> I don't think I disagree with you generally, but it must be recognized that trademarks are different from copyrights in that there is a mechanism where if you don't assert your rights in the trademarks you could lose them.
That sounds exactly like you disagree, and not just with me but with reality.
When this discussion topic arises, the most common thing people leap to is genericization - it is possible that if basically everybody calls this thing a Doodad when you one day sue some company to stop them using your Doodad trademark to describe their product, the judge says that's just what everybody calls these thing so you lose. But: One: This happens when you're a tremendous success! Most businesses would kill to have a product as widely known as Xerox copiers or the Hoover vacuum cleaner. Two: You can't fix this with lawsuits anyway, the judges are looking at what everybody calls the product, and you're not going to sue everybody and even if you sue movie stars and TV hosts you won't change what everybody else calls it.

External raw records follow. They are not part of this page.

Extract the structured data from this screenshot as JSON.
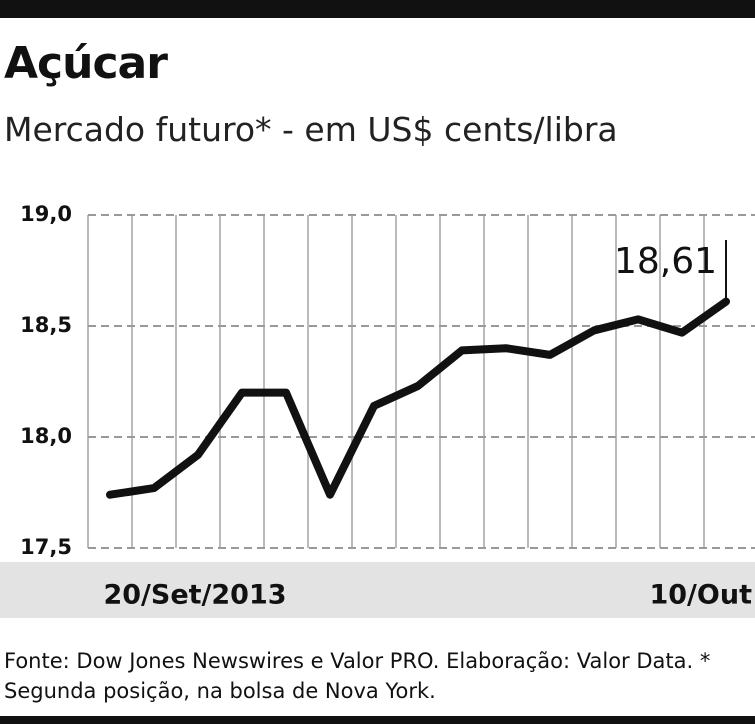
{
  "chart_data": {
    "type": "line",
    "title": "Açúcar",
    "subtitle": "Mercado futuro* - em US$ cents/libra",
    "categories": [
      "20/Set/2013",
      null,
      null,
      null,
      null,
      null,
      null,
      null,
      null,
      null,
      null,
      null,
      null,
      null,
      "10/Out"
    ],
    "values": [
      17.74,
      17.77,
      17.92,
      18.2,
      18.2,
      17.74,
      18.14,
      18.23,
      18.39,
      18.4,
      18.37,
      18.48,
      18.53,
      18.47,
      18.61
    ],
    "value_labels": [
      null,
      null,
      null,
      null,
      null,
      null,
      null,
      null,
      null,
      null,
      null,
      null,
      null,
      null,
      "18,61"
    ],
    "color": "#111111",
    "ylim": [
      17.5,
      19.0
    ],
    "yticks": [
      {
        "value": 17.5,
        "label": "17,5"
      },
      {
        "value": 18.0,
        "label": "18,0"
      },
      {
        "value": 18.5,
        "label": "18,5"
      },
      {
        "value": 19.0,
        "label": "19,0"
      }
    ],
    "grid": true,
    "source": "Fonte: Dow Jones Newswires e Valor PRO. Elaboração: Valor Data. * Segunda posição, na bolsa de Nova York."
  }
}
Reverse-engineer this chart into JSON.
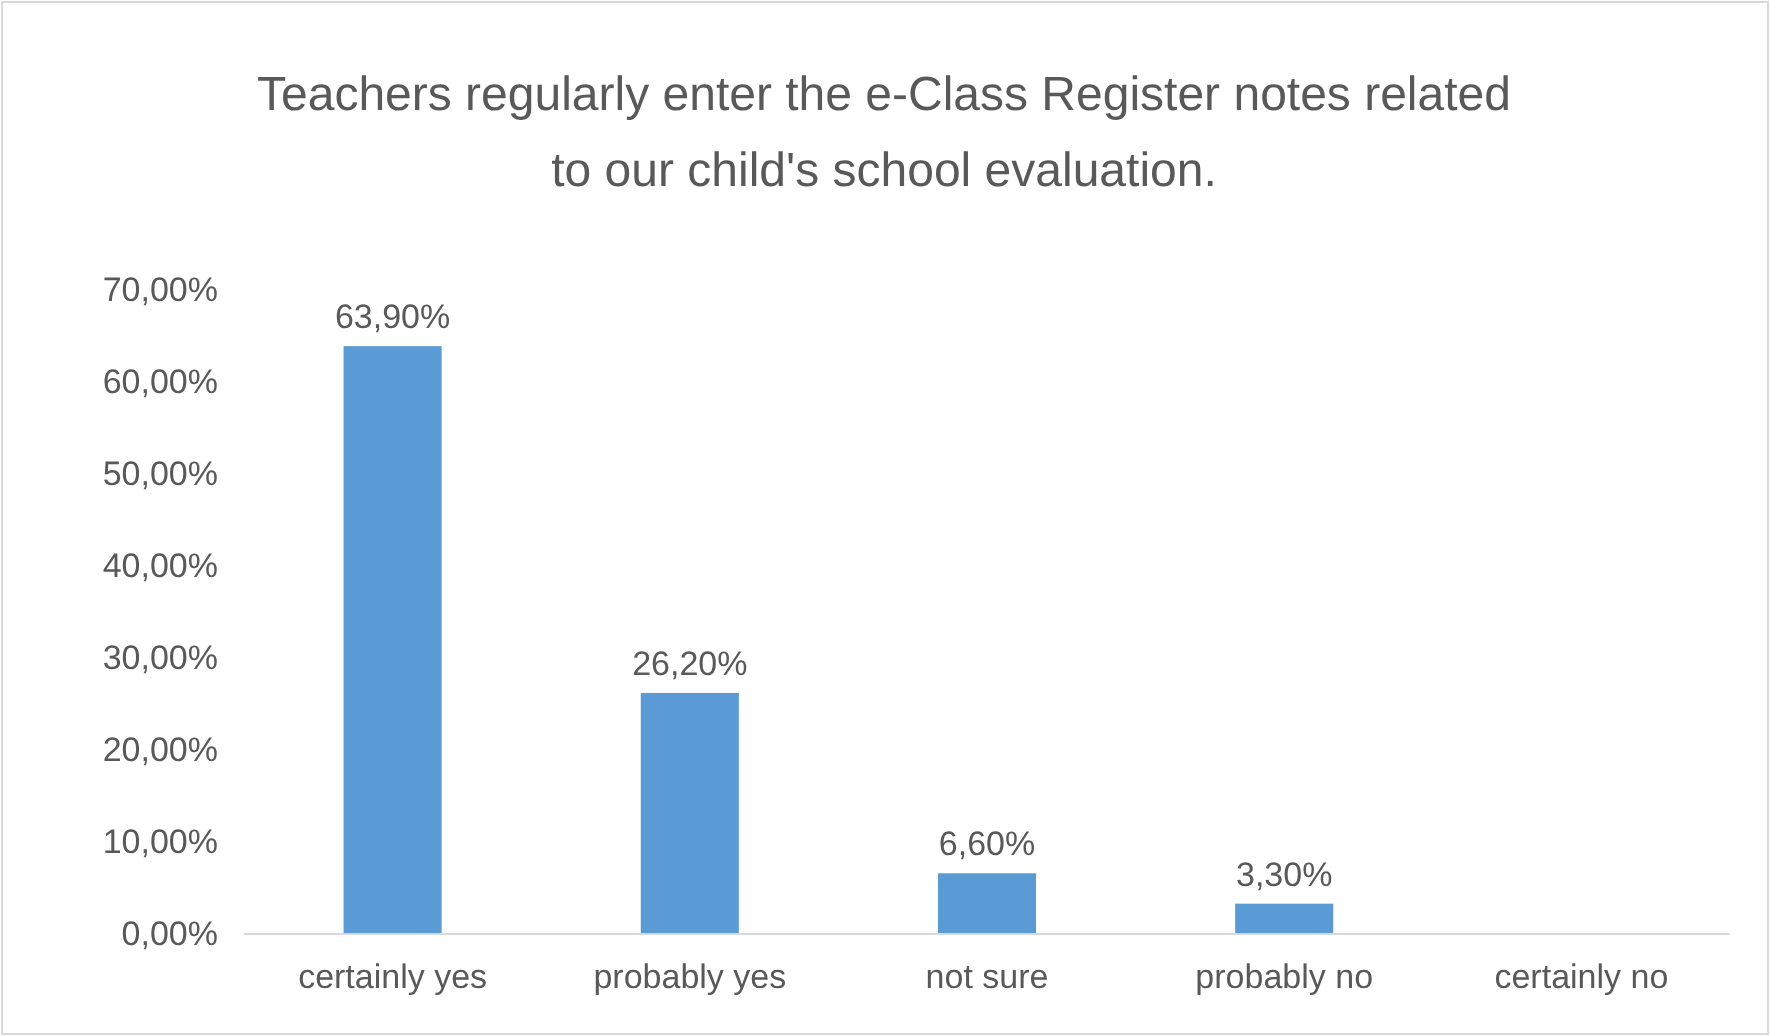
{
  "chart_data": {
    "type": "bar",
    "title": "Teachers regularly enter the e-Class Register notes related to our child's school evaluation.",
    "categories": [
      "certainly yes",
      "probably yes",
      "not sure",
      "probably no",
      "certainly no"
    ],
    "values": [
      63.9,
      26.2,
      6.6,
      3.3,
      0
    ],
    "value_labels": [
      "63,90%",
      "26,20%",
      "6,60%",
      "3,30%",
      null
    ],
    "color": "#5b9bd5",
    "ylim": [
      0,
      70
    ],
    "yticks": [
      {
        "value": 0,
        "label": "0,00%"
      },
      {
        "value": 10,
        "label": "10,00%"
      },
      {
        "value": 20,
        "label": "20,00%"
      },
      {
        "value": 30,
        "label": "30,00%"
      },
      {
        "value": 40,
        "label": "40,00%"
      },
      {
        "value": 50,
        "label": "50,00%"
      },
      {
        "value": 60,
        "label": "60,00%"
      },
      {
        "value": 70,
        "label": "70,00%"
      }
    ],
    "grid": false
  }
}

Next most common are people's half memories of the 20th century trademark restitutions from World War I and World War II Germany. German industrial firms as "punishment" for their role in these conflicts had their marks invalidated in some cases. So you might well find that some mark which is protected in say, Venezuela or Japan is just generic in the United States or say France, because they won the war. In a fuzzy memory this somehow becomes the Germans "failing" to protect their marks, just conveniently in the immediate aftermath of a war, hmm, I wonder why it's only German companies, why they "failed" to do this and only in countries they'd just lost a war against...

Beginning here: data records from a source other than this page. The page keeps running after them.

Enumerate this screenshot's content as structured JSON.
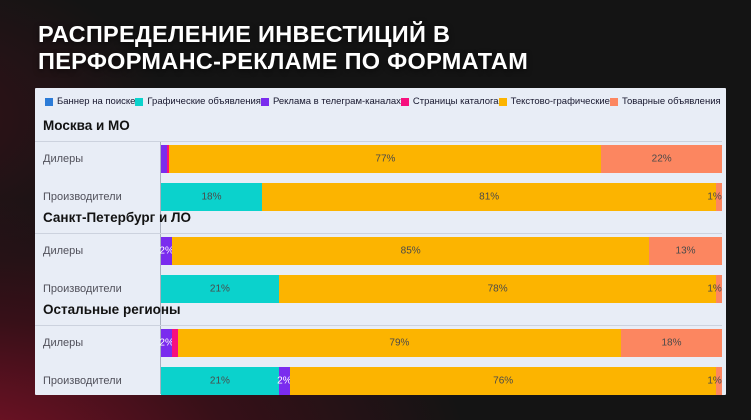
{
  "title": {
    "line1": "РАСПРЕДЕЛЕНИЕ ИНВЕСТИЦИЙ В",
    "line2": "ПЕРФОРМАНС-РЕКЛАМЕ ПО ФОРМАТАМ"
  },
  "colors": {
    "background": "#141414",
    "background_glow": "#6e1226",
    "panel": "#e8edf6",
    "title_text": "#ffffff",
    "legend_text": "#17172e",
    "group_header_text": "#121212",
    "row_label_text": "#50505a",
    "bar_label_dark": "#4a4a4a",
    "bar_label_light": "#ffffff",
    "divider": "#ccd2de",
    "axis": "#a9b0bf"
  },
  "chart_data": {
    "type": "bar",
    "orientation": "horizontal-stacked",
    "unit": "%",
    "legend_position": "top",
    "series": [
      "Баннер на поиске",
      "Графические объявления",
      "Реклама в телеграм-каналах",
      "Страницы каталога",
      "Текстово-графические",
      "Товарные объявления"
    ],
    "series_colors": {
      "Баннер на поиске": "#2b7bd7",
      "Графические объявления": "#0bd2cc",
      "Реклама в телеграм-каналах": "#7a2cee",
      "Страницы каталога": "#f7107e",
      "Текстово-графические": "#fcb400",
      "Товарные объявления": "#fc8660"
    },
    "groups": [
      {
        "name": "Москва и МО",
        "rows": [
          {
            "label": "Дилеры",
            "segments": [
              {
                "series": "Реклама в телеграм-каналах",
                "value": 1,
                "label": ""
              },
              {
                "series": "Страницы каталога",
                "value": 0.5,
                "label": ""
              },
              {
                "series": "Текстово-графические",
                "value": 77,
                "label": "77%"
              },
              {
                "series": "Товарные объявления",
                "value": 21.5,
                "label": "22%"
              }
            ]
          },
          {
            "label": "Производители",
            "segments": [
              {
                "series": "Графические объявления",
                "value": 18,
                "label": "18%"
              },
              {
                "series": "Текстово-графические",
                "value": 81,
                "label": "81%"
              },
              {
                "series": "Товарные объявления",
                "value": 1,
                "label": "1%"
              }
            ]
          }
        ]
      },
      {
        "name": "Санкт-Петербург и ЛО",
        "rows": [
          {
            "label": "Дилеры",
            "segments": [
              {
                "series": "Реклама в телеграм-каналах",
                "value": 2,
                "label": "2%"
              },
              {
                "series": "Текстово-графические",
                "value": 85,
                "label": "85%"
              },
              {
                "series": "Товарные объявления",
                "value": 13,
                "label": "13%"
              }
            ]
          },
          {
            "label": "Производители",
            "segments": [
              {
                "series": "Графические объявления",
                "value": 21,
                "label": "21%"
              },
              {
                "series": "Текстово-графические",
                "value": 78,
                "label": "78%"
              },
              {
                "series": "Товарные объявления",
                "value": 1,
                "label": "1%"
              }
            ]
          }
        ]
      },
      {
        "name": "Остальные регионы",
        "rows": [
          {
            "label": "Дилеры",
            "segments": [
              {
                "series": "Реклама в телеграм-каналах",
                "value": 2,
                "label": "2%"
              },
              {
                "series": "Страницы каталога",
                "value": 1,
                "label": ""
              },
              {
                "series": "Текстово-графические",
                "value": 79,
                "label": "79%"
              },
              {
                "series": "Товарные объявления",
                "value": 18,
                "label": "18%"
              }
            ]
          },
          {
            "label": "Производители",
            "segments": [
              {
                "series": "Графические объявления",
                "value": 21,
                "label": "21%"
              },
              {
                "series": "Реклама в телеграм-каналах",
                "value": 2,
                "label": "2%"
              },
              {
                "series": "Текстово-графические",
                "value": 76,
                "label": "76%"
              },
              {
                "series": "Товарные объявления",
                "value": 1,
                "label": "1%"
              }
            ]
          }
        ]
      }
    ]
  }
}
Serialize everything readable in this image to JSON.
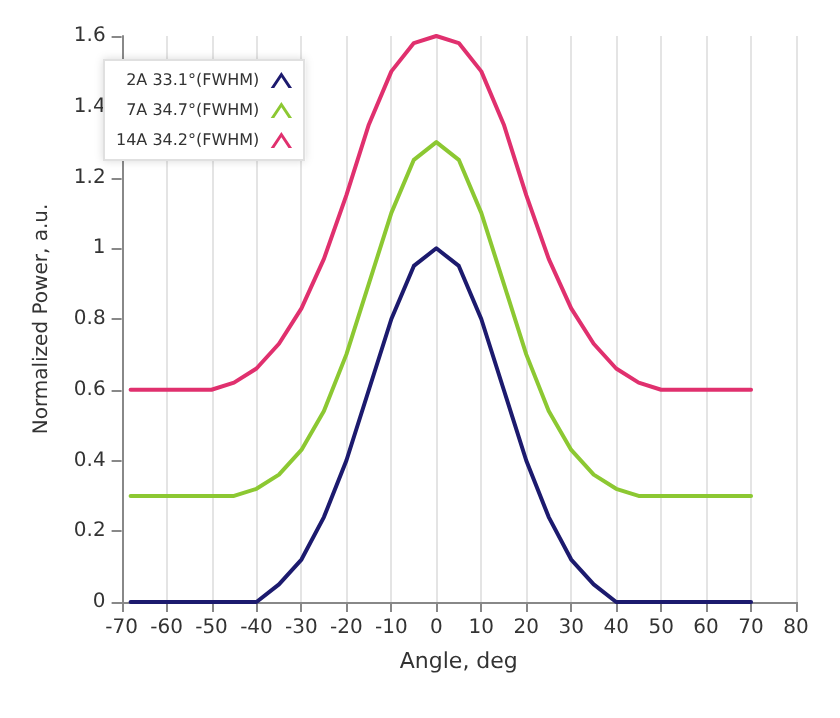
{
  "chart_data": {
    "type": "line",
    "xlabel": "Angle, deg",
    "ylabel": "Normalized Power, a.u.",
    "xlim": [
      -70,
      80
    ],
    "xticks": [
      -70,
      -60,
      -50,
      -40,
      -30,
      -20,
      -10,
      0,
      10,
      20,
      30,
      40,
      50,
      60,
      70,
      80
    ],
    "ylim": [
      0,
      1.6
    ],
    "yticks": [
      0,
      0.2,
      0.4,
      0.6,
      0.8,
      1,
      1.2,
      1.4,
      1.6
    ],
    "grid": "x",
    "legend": "top left",
    "marker": "none",
    "line_style": "solid",
    "series": [
      {
        "name": "2A 33.1°(FWHM)",
        "color": "#1c1a6e",
        "x": [
          -68,
          -40,
          -35,
          -30,
          -25,
          -20,
          -15,
          -10,
          -5,
          0,
          5,
          10,
          15,
          20,
          25,
          30,
          35,
          40,
          70
        ],
        "values": [
          0,
          0,
          0.05,
          0.12,
          0.24,
          0.4,
          0.6,
          0.8,
          0.95,
          1,
          0.95,
          0.8,
          0.6,
          0.4,
          0.24,
          0.12,
          0.05,
          0,
          0
        ]
      },
      {
        "name": "7A 34.7°(FWHM)",
        "color": "#8cc832",
        "x": [
          -68,
          -45,
          -40,
          -35,
          -30,
          -25,
          -20,
          -15,
          -10,
          -5,
          0,
          5,
          10,
          15,
          20,
          25,
          30,
          35,
          40,
          45,
          70
        ],
        "values": [
          0.3,
          0.3,
          0.32,
          0.36,
          0.43,
          0.54,
          0.7,
          0.9,
          1.1,
          1.25,
          1.3,
          1.25,
          1.1,
          0.9,
          0.7,
          0.54,
          0.43,
          0.36,
          0.32,
          0.3,
          0.3
        ]
      },
      {
        "name": "14A 34.2°(FWHM)",
        "color": "#e0306e",
        "x": [
          -68,
          -50,
          -45,
          -40,
          -35,
          -30,
          -25,
          -20,
          -15,
          -10,
          -5,
          0,
          5,
          10,
          15,
          20,
          25,
          30,
          35,
          40,
          45,
          50,
          70
        ],
        "values": [
          0.6,
          0.6,
          0.62,
          0.66,
          0.73,
          0.83,
          0.97,
          1.15,
          1.35,
          1.5,
          1.58,
          1.6,
          1.58,
          1.5,
          1.35,
          1.15,
          0.97,
          0.83,
          0.73,
          0.66,
          0.62,
          0.6,
          0.6
        ]
      }
    ]
  }
}
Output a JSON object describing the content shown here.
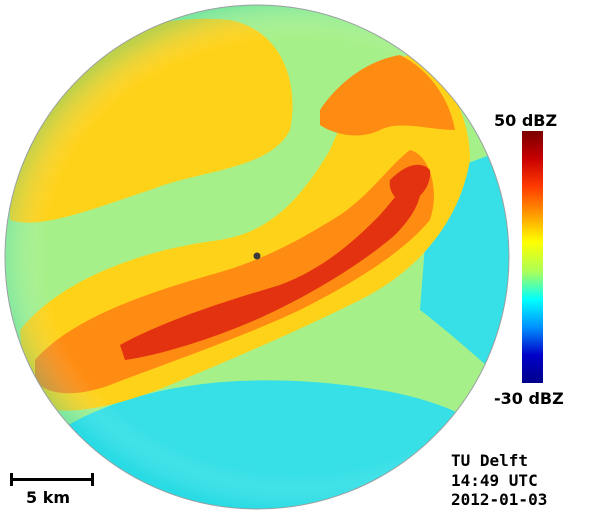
{
  "colorbar": {
    "max_label": "50 dBZ",
    "min_label": "-30 dBZ",
    "range_dbz": [
      -30,
      50
    ],
    "colors": [
      "#7a0000",
      "#c80000",
      "#ff3a00",
      "#ff9a00",
      "#ffff00",
      "#a8ff5a",
      "#00ffff",
      "#0090ff",
      "#0000c8",
      "#00008a"
    ]
  },
  "scale_bar": {
    "label": "5 km"
  },
  "credits": {
    "organization": "TU Delft",
    "time": "14:49 UTC",
    "date": "2012-01-03"
  },
  "radar": {
    "background_color": "#a6f08a",
    "band_outer_color": "#ffd21a",
    "band_mid_color": "#ff8c12",
    "band_core_color": "#e33210",
    "low_echo_color": "#36e0e6",
    "site_marker_color": "#3b3b3b"
  }
}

Finally Estoppel. Estoppel isn't special to trademarks, it's a general principle in civil law about you can't tell people they can do X and then sue them for doing it. If Disney allowed primary schools to do a Little Mermaid play that's blatantly just the script of the original cartoon movie, and then one day they pick on the play at Little Nowhere Infant School and decide to sue, the lawyers for the school (if it can afford them and doesn't just settle) would argue that's Estopped, there's a long standing understanding that it's OK for schools to do this. Estoppel has practical limits so it's not a real threat and is often over-inflated by IP lawyers. So e.g. if Little Nowhere is selling a stream of the play that's not what Disney agreed to allow, or maybe the Little Nowhere "Infant" school somehow has adult actors and a huge live audience which makes $$$ on ticket sales, again a judge can see this is not what Disney envisioned, so they're entitled to sue anyway.